Fourth, Australia and New Zealand should make their support for U.S. global actions more conditional and nuanced, and their opposition more explicit to Trumpian policies relating to as Gaza, Israel, Iran, Russia, Greenland and the Ukraine. 

Fifth, as suggested by Luxon, Australia and New Zealand should coordinate with other liberal states such as Canada, the U.K., Japan, South Korea and the EU to uphold the international economic order and international institutions that have been ignored by the Trump. 

The Trump administration has adopted pressure tactics it has used against domestic opponents to pursue its international objectives. As such, it is likely that the administration will either ignore these efforts or attempt to rebuke them. It may also racket up its rhetoric and tariffs in retaliation. These efforts could inflict more economic injury to particular industries. 

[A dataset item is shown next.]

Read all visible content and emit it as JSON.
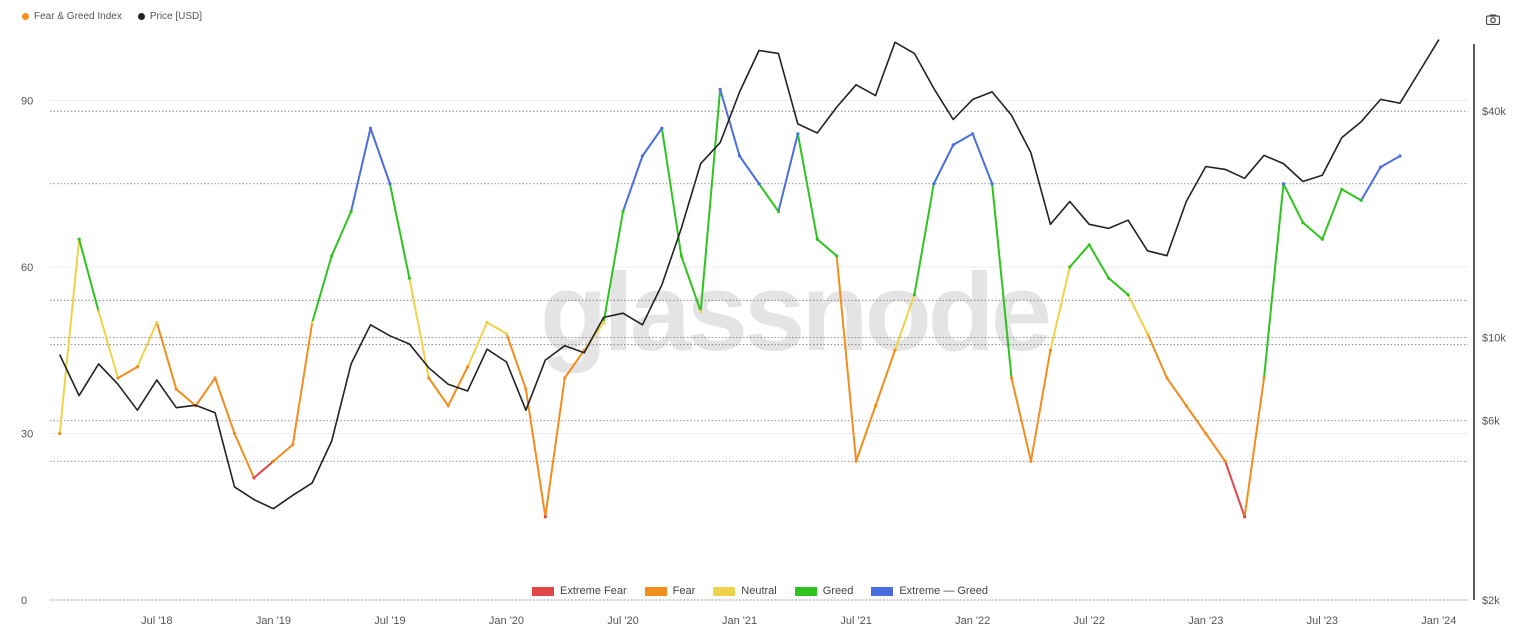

Nevertheless, Australia and New Zealand should not, and cannot, be ignored by U.S. policymakers given their history, shared values and the resources they bring to their partnership with the United States. Smaller states rely on mutually honored international rules and norms, transparent interaction and stable relationships with allies. As such, foreign policymakers in both states need to make it clear that their sentiments and interests in favor of the United States cannot be taken for granted. The sooner they link solicitous American policies to their economic and security interests, the sooner U.S. policymakers will return to a more pragmatic rules-based approach to international relations that has underpinned economic growth and political security over the past seven decades.